Tool calling is async but responses are sent collectively — they are not streamed back to the API, as this would cause collisions. Each result includes {"type": "tool_result", "tool_use_id": tc.id, "content": content} — this tells the LLM which response corresponds to which earlier tool call. It's the LLM's job to look back in conversation history to connect request to result (because LLM APIs are stateless).

Harness code

# ═══════════════════════════════════════════════════════════════════
# Execute ALL tool calls in PARALLEL
#
# Claude may return multiple tool_use blocks in one response.
# We launch them all concurrently - this is where text becomes action.
# ═══════════════════════════════════════════════════════════════════

tool_calls = [b for b in response.content if b.type == "tool_use"]

async def execute_tool(tc):
    if tc.name == "bash":
        # SUBPROCESS: Actual OS process - runs in parallel with others
        proc = await asyncio.create_subprocess_shell(
            tc.input["command"],
            stdout=asyncio.subprocess.PIPE,
            stderr=asyncio.subprocess.PIPE
        )
        stdout, stderr = await proc.communicate()
        content = f"{stdout.decode()}\n{stderr.decode()}"

    elif tc.name == "Task":
        # SUBAGENT: Recursive agent_loop() call - also runs in parallel
        content = await agent_loop(tc.input["prompt"], subagent_tools)

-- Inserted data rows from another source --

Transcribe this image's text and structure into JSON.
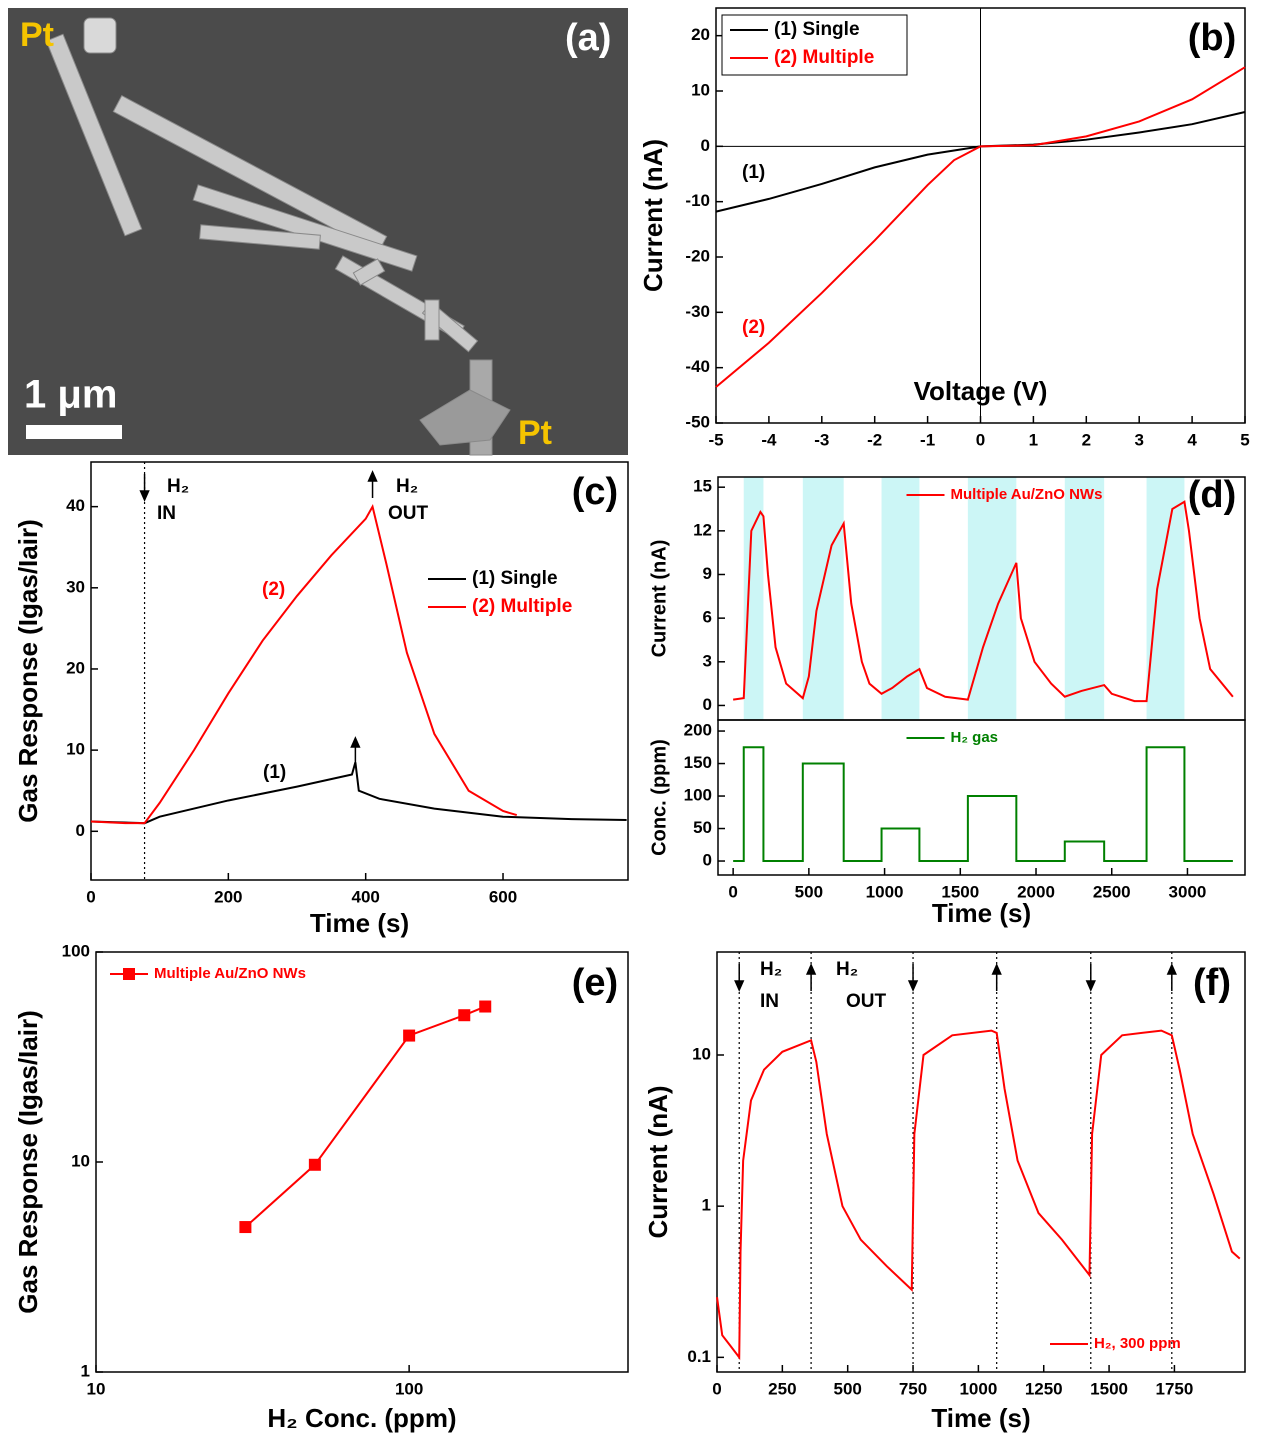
{
  "sem_image": {
    "panel_label": "(a)",
    "labels": [
      "Pt",
      "Pt"
    ],
    "scale_bar": "1 μm"
  },
  "chart_data": [
    {
      "type": "line",
      "panel_label": "(b)",
      "xlabel": "Voltage (V)",
      "ylabel": "Current (nA)",
      "xlim": [
        -5,
        5
      ],
      "ylim": [
        -50,
        25
      ],
      "xticks": [
        -5,
        -4,
        -3,
        -2,
        -1,
        0,
        1,
        2,
        3,
        4,
        5
      ],
      "yticks": [
        -50,
        -40,
        -30,
        -20,
        -10,
        0,
        10,
        20
      ],
      "origin_lines": true,
      "legend": "upper left",
      "series": [
        {
          "name": "(1) Single",
          "color": "#000000",
          "x": [
            -5,
            -4,
            -3,
            -2,
            -1,
            0,
            1,
            2,
            3,
            4,
            5
          ],
          "values": [
            -11.8,
            -9.5,
            -6.8,
            -3.8,
            -1.5,
            0,
            0.3,
            1.2,
            2.5,
            4,
            6.2
          ]
        },
        {
          "name": "(2) Multiple",
          "color": "#ff0000",
          "x": [
            -5,
            -4,
            -3,
            -2,
            -1,
            -0.5,
            0,
            1,
            2,
            3,
            4,
            5
          ],
          "values": [
            -43.5,
            -35.5,
            -26.5,
            -17,
            -7,
            -2.5,
            0,
            0.2,
            1.8,
            4.5,
            8.5,
            14.3
          ]
        }
      ],
      "annotations": [
        {
          "text": "(1)",
          "color": "#000000"
        },
        {
          "text": "(2)",
          "color": "#ff0000"
        }
      ]
    },
    {
      "type": "line",
      "panel_label": "(c)",
      "xlabel": "Time (s)",
      "ylabel": "Gas Response (Igas/Iair)",
      "xlim": [
        0,
        782
      ],
      "ylim": [
        -6,
        45.5
      ],
      "xticks": [
        0,
        200,
        400,
        600
      ],
      "yticks": [
        0,
        10,
        20,
        30,
        40
      ],
      "legend": "center right",
      "series": [
        {
          "name": "(1) Single",
          "color": "#000000",
          "x": [
            0,
            78,
            100,
            200,
            300,
            380,
            385,
            390,
            420,
            500,
            600,
            700,
            780
          ],
          "values": [
            1.2,
            1.0,
            1.8,
            3.8,
            5.5,
            7,
            8.5,
            5,
            4,
            2.8,
            1.8,
            1.5,
            1.4
          ]
        },
        {
          "name": "(2) Multiple",
          "color": "#ff0000",
          "x": [
            0,
            50,
            78,
            100,
            150,
            200,
            250,
            300,
            350,
            400,
            410,
            430,
            460,
            500,
            550,
            600,
            620
          ],
          "values": [
            1.2,
            1.0,
            1.0,
            3.5,
            10,
            17,
            23.5,
            29,
            34,
            38.5,
            40,
            33,
            22,
            12,
            5,
            2.5,
            2.0
          ]
        }
      ],
      "vlines": [
        78
      ],
      "arrows": [
        {
          "x": 78,
          "direction": "down"
        },
        {
          "x": 410,
          "direction": "up"
        },
        {
          "x": 385,
          "direction": "up"
        }
      ],
      "annotations": [
        {
          "text": "(1)",
          "color": "#000000"
        },
        {
          "text": "(2)",
          "color": "#ff0000"
        },
        {
          "text": "H₂",
          "color": "#000000"
        },
        {
          "text": "IN",
          "color": "#000000"
        },
        {
          "text": "H₂",
          "color": "#000000"
        },
        {
          "text": "OUT",
          "color": "#000000"
        }
      ]
    },
    {
      "type": "line",
      "panel_label": "(d)",
      "ylabel": "Current (nA)",
      "xlim": [
        -100,
        3380
      ],
      "ylim": [
        -1,
        15.7
      ],
      "yticks": [
        0,
        3,
        6,
        9,
        12,
        15
      ],
      "legend": "upper center",
      "spans": [
        [
          70,
          200
        ],
        [
          460,
          730
        ],
        [
          980,
          1230
        ],
        [
          1550,
          1870
        ],
        [
          2190,
          2450
        ],
        [
          2730,
          2980
        ]
      ],
      "series": [
        {
          "name": "Multiple Au/ZnO NWs",
          "color": "#ff0000",
          "x": [
            0,
            70,
            120,
            180,
            200,
            230,
            280,
            350,
            460,
            500,
            550,
            650,
            730,
            780,
            850,
            900,
            980,
            1050,
            1150,
            1230,
            1280,
            1400,
            1550,
            1650,
            1750,
            1870,
            1900,
            1990,
            2100,
            2190,
            2300,
            2450,
            2500,
            2650,
            2730,
            2800,
            2900,
            2980,
            3010,
            3080,
            3150,
            3300
          ],
          "values": [
            0.4,
            0.5,
            12,
            13.3,
            13,
            9,
            4,
            1.5,
            0.5,
            2,
            6.5,
            11,
            12.5,
            7,
            3,
            1.5,
            0.8,
            1.2,
            2,
            2.5,
            1.2,
            0.6,
            0.4,
            4,
            7,
            9.8,
            6,
            3,
            1.5,
            0.6,
            1,
            1.4,
            0.8,
            0.3,
            0.3,
            8,
            13.5,
            14,
            12,
            6,
            2.5,
            0.6
          ]
        }
      ]
    },
    {
      "type": "line",
      "xlabel": "Time (s)",
      "ylabel": "Conc. (ppm)",
      "xlim": [
        -100,
        3380
      ],
      "ylim": [
        -21.5,
        217
      ],
      "xticks": [
        0,
        500,
        1000,
        1500,
        2000,
        2500,
        3000
      ],
      "yticks": [
        0,
        50,
        100,
        150,
        200
      ],
      "legend": "upper center",
      "series": [
        {
          "name": "H₂ gas",
          "color": "#008000",
          "x": [
            0,
            70,
            70,
            200,
            200,
            460,
            460,
            730,
            730,
            980,
            980,
            1230,
            1230,
            1550,
            1550,
            1870,
            1870,
            2190,
            2190,
            2450,
            2450,
            2730,
            2730,
            2980,
            2980,
            3300
          ],
          "values": [
            0,
            0,
            175,
            175,
            0,
            0,
            150,
            150,
            0,
            0,
            50,
            50,
            0,
            0,
            100,
            100,
            0,
            0,
            30,
            30,
            0,
            0,
            175,
            175,
            0,
            0
          ]
        }
      ]
    },
    {
      "type": "line",
      "panel_label": "(e)",
      "xlabel": "H₂ Conc. (ppm)",
      "ylabel": "Gas Response (Igas/Iair)",
      "xscale": "log",
      "yscale": "log",
      "xlim": [
        10,
        500
      ],
      "ylim": [
        1,
        100
      ],
      "xticks": [
        10,
        100
      ],
      "yticks": [
        1,
        10,
        100
      ],
      "legend": "upper left",
      "series": [
        {
          "name": "Multiple Au/ZnO NWs",
          "color": "#ff0000",
          "marker": "square",
          "x": [
            30,
            50,
            100,
            150,
            175
          ],
          "values": [
            4.9,
            9.7,
            40,
            50,
            55
          ]
        }
      ]
    },
    {
      "type": "line",
      "panel_label": "(f)",
      "xlabel": "Time (s)",
      "ylabel": "Current (nA)",
      "yscale": "log",
      "xlim": [
        0,
        2020
      ],
      "ylim": [
        0.08,
        48
      ],
      "xticks": [
        0,
        250,
        500,
        750,
        1000,
        1250,
        1500,
        1750
      ],
      "yticks": [
        0.1,
        1,
        10
      ],
      "legend": "lower right",
      "series": [
        {
          "name": "H₂, 300 ppm",
          "color": "#ff0000",
          "x": [
            0,
            20,
            50,
            85,
            90,
            100,
            130,
            180,
            250,
            360,
            380,
            420,
            480,
            550,
            650,
            745,
            755,
            790,
            900,
            1050,
            1070,
            1100,
            1150,
            1230,
            1320,
            1425,
            1435,
            1470,
            1550,
            1700,
            1740,
            1770,
            1820,
            1900,
            1970,
            2000
          ],
          "values": [
            0.25,
            0.14,
            0.12,
            0.1,
            0.5,
            2,
            5,
            8,
            10.5,
            12.5,
            9,
            3,
            1,
            0.6,
            0.4,
            0.28,
            3,
            10,
            13.5,
            14.5,
            14,
            6,
            2,
            0.9,
            0.6,
            0.35,
            3,
            10,
            13.5,
            14.5,
            13.5,
            8,
            3,
            1.2,
            0.5,
            0.45
          ]
        }
      ],
      "vlines": [
        85,
        360,
        750,
        1070,
        1430,
        1740
      ],
      "arrows": [
        {
          "x": 85,
          "direction": "down"
        },
        {
          "x": 360,
          "direction": "up"
        },
        {
          "x": 750,
          "direction": "down"
        },
        {
          "x": 1070,
          "direction": "up"
        },
        {
          "x": 1430,
          "direction": "down"
        },
        {
          "x": 1740,
          "direction": "up"
        }
      ],
      "annotations": [
        {
          "text": "H₂",
          "color": "#000000"
        },
        {
          "text": "IN",
          "color": "#000000"
        },
        {
          "text": "H₂",
          "color": "#000000"
        },
        {
          "text": "OUT",
          "color": "#000000"
        }
      ]
    }
  ]
}
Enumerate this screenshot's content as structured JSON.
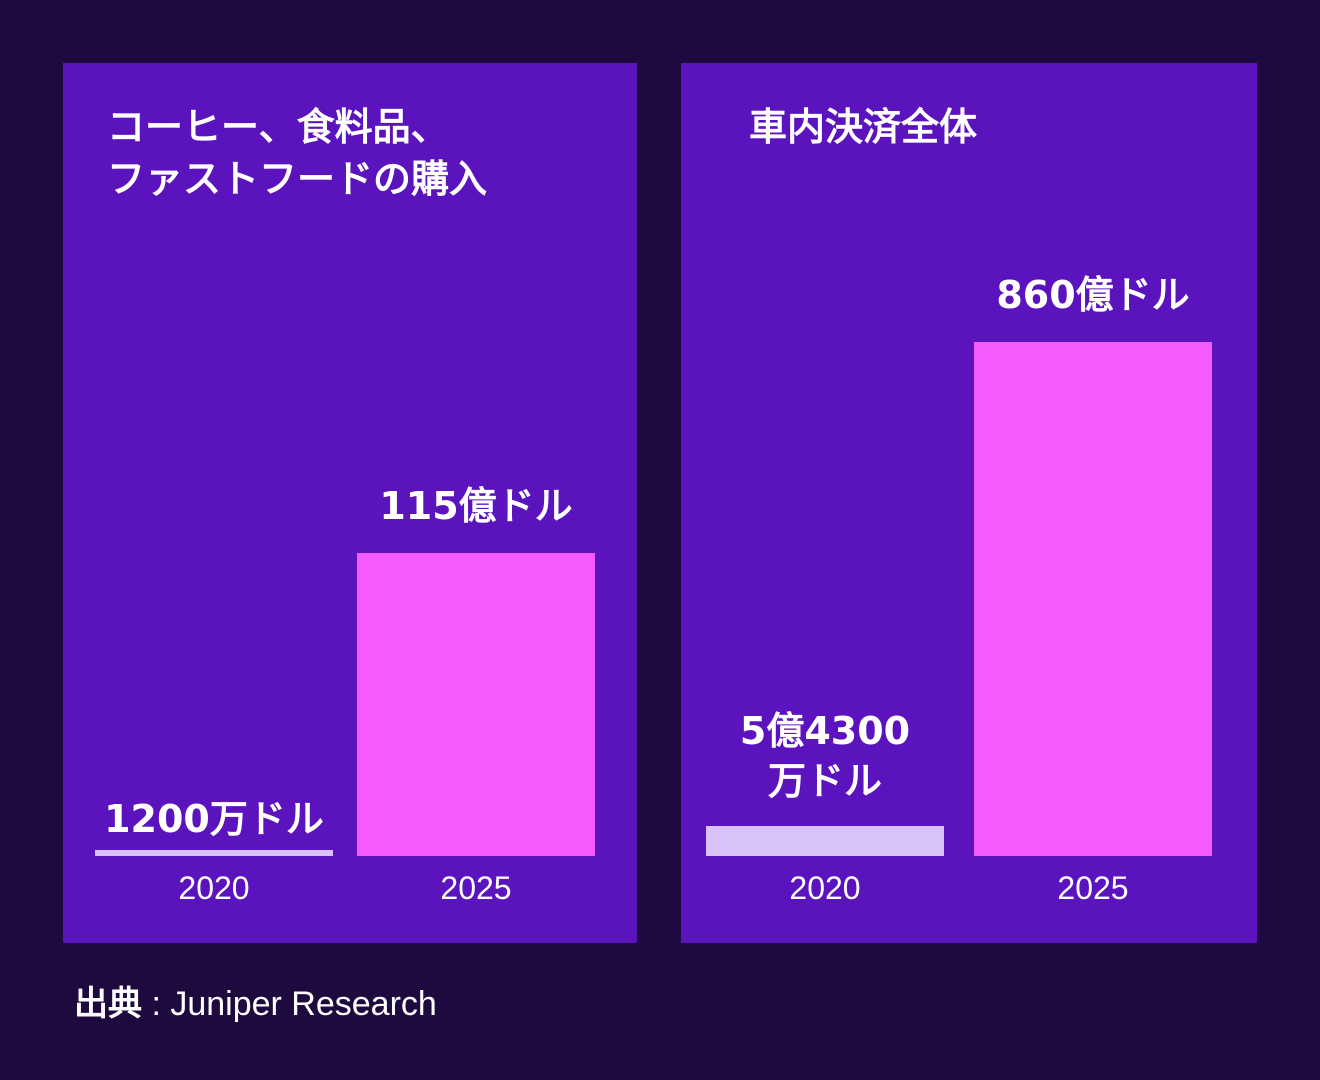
{
  "colors": {
    "background": "#1e0a3e",
    "panel": "#5b13be",
    "bar_2025": "#f55aff",
    "bar_2020": "#d8c2f7",
    "text": "#ffffff"
  },
  "chart_data": [
    {
      "type": "bar",
      "title": "コーヒー、食料品、\nファストフードの購入",
      "categories": [
        "2020",
        "2025"
      ],
      "values": [
        0.12,
        115
      ],
      "value_labels": [
        "1200万ドル",
        "115億ドル"
      ],
      "unit": "億ドル",
      "xlabel": "",
      "ylabel": "",
      "grid": false
    },
    {
      "type": "bar",
      "title": "車内決済全体",
      "categories": [
        "2020",
        "2025"
      ],
      "values": [
        5.43,
        860
      ],
      "value_labels": [
        "5億4300\n万ドル",
        "860億ドル"
      ],
      "unit": "億ドル",
      "xlabel": "",
      "ylabel": "",
      "grid": false
    }
  ],
  "source": {
    "label": "出典",
    "separator": " : ",
    "text": "Juniper Research"
  }
}
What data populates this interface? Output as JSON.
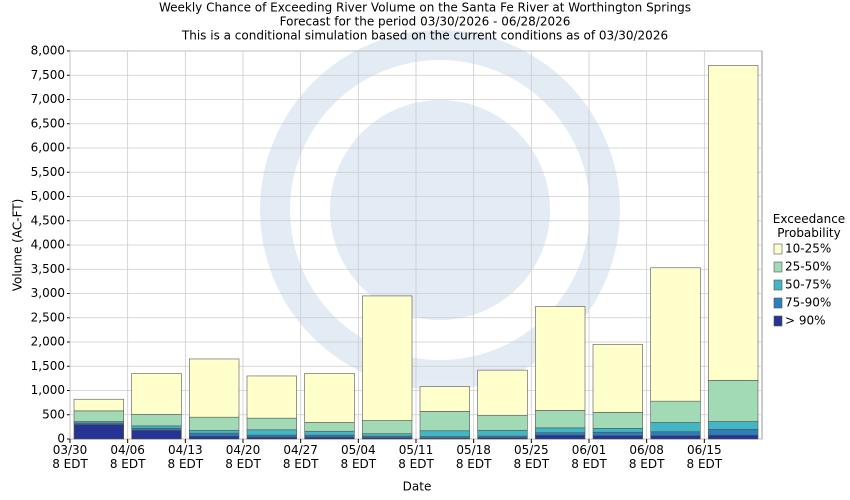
{
  "chart_data": {
    "type": "stacked_bar",
    "title": "Weekly Chance of Exceeding River Volume on the Santa Fe River at Worthington Springs",
    "subtitle": "Forecast for the period 03/30/2026 - 06/28/2026",
    "note": "This is a conditional simulation based on the current conditions as of 03/30/2026",
    "x_label": "Date",
    "y_label": "Volume (AC-FT)",
    "legend_title": "Exceedance\nProbability",
    "categories": [
      "03/30\n8 EDT",
      "04/06\n8 EDT",
      "04/13\n8 EDT",
      "04/20\n8 EDT",
      "04/27\n8 EDT",
      "05/04\n8 EDT",
      "05/11\n8 EDT",
      "05/18\n8 EDT",
      "05/25\n8 EDT",
      "06/01\n8 EDT",
      "06/08\n8 EDT",
      "06/15\n8 EDT"
    ],
    "series": [
      {
        "name": "> 90%",
        "color": "#253494",
        "values": [
          300,
          180,
          60,
          40,
          40,
          30,
          20,
          30,
          80,
          70,
          70,
          80
        ]
      },
      {
        "name": "75-90%",
        "color": "#2c7fb8",
        "values": [
          30,
          40,
          60,
          40,
          40,
          30,
          30,
          30,
          50,
          70,
          80,
          120
        ]
      },
      {
        "name": "50-75%",
        "color": "#41b6c4",
        "values": [
          30,
          50,
          60,
          110,
          80,
          50,
          120,
          120,
          100,
          80,
          190,
          160
        ]
      },
      {
        "name": "25-50%",
        "color": "#a1dab4",
        "values": [
          220,
          240,
          270,
          240,
          180,
          270,
          400,
          310,
          360,
          330,
          440,
          850
        ]
      },
      {
        "name": "10-25%",
        "color": "#ffffcc",
        "values": [
          240,
          840,
          1200,
          870,
          1010,
          2570,
          510,
          930,
          2140,
          1400,
          2750,
          6490
        ]
      }
    ],
    "ylim": [
      0,
      8000
    ],
    "yticks": [
      0,
      500,
      {
        "value": 1000,
        "label": "1,000"
      },
      {
        "value": 1500,
        "label": "1,500"
      },
      {
        "value": 2000,
        "label": "2,000"
      },
      {
        "value": 2500,
        "label": "2,500"
      },
      {
        "value": 3000,
        "label": "3,000"
      },
      {
        "value": 3500,
        "label": "3,500"
      },
      {
        "value": 4000,
        "label": "4,000"
      },
      {
        "value": 4500,
        "label": "4,500"
      },
      {
        "value": 5000,
        "label": "5,000"
      },
      {
        "value": 5500,
        "label": "5,500"
      },
      {
        "value": 6000,
        "label": "6,000"
      },
      {
        "value": 6500,
        "label": "6,500"
      },
      {
        "value": 7000,
        "label": "7,000"
      },
      {
        "value": 7500,
        "label": "7,500"
      },
      {
        "value": 8000,
        "label": "8,000"
      }
    ],
    "grid": true
  }
}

    # Return result with matching ID so Claude knows which call this answers
    return {"type": "tool_result", "tool_use_id": tc.id, "content": content}

# Launch ALL concurrently - wait for slowest, not sum of all
tool_results = await asyncio.gather(*[execute_tool(tc) for tc in tool_calls])

# ═══════════════════════════════════════════════════════════════════
# Send results back to Claude
#
# API is stateless - we append to conversation history and send it all
# ═══════════════════════════════════════════════════════════════════

messages.append({"role": "assistant", "content": response.content})  # Claude's tool_use blocks
messages.append({"role": "user", "content": list(tool_results)})     # Our tool_result blocks

# Loop back to: response = client.messages.create(..., messages=messages)
# Claude now sees full history including results, decides what's next

The harness flow summarized:

Claude returns:  [bash:ls, Task:Acme, Task:Globex]
                         │
                         ▼
              ┌──────────┴──────────┐
              │   asyncio.gather()  │
              └──────────┬──────────┘
                         │
         ┌───────────────┼───────────────┐
         ▼               ▼               ▼
   subprocess       agent_loop      agent_loop
    (bash:ls)       (subagent)      (subagent)
         │               │               │
         ▼               ▼               ▼
    "file1.txt"    "Acme summary"  "Globex summary"
         │               │               │
         └───────────────┼───────────────┘
                         │
                         ▼
         [tool_result, tool_result, tool_result]
                         │
                         ▼
         Append to messages, send back to Claude
                         │
                         ▼
         Claude sees results, continues or finishes

Stopping

The harness knows to await further input by evaluating the same stop_reason key from earlier. Instead of tool_use, if the model returns end_turn (or even something like refusal or max_tokens), then there is nothing more for the harness to do.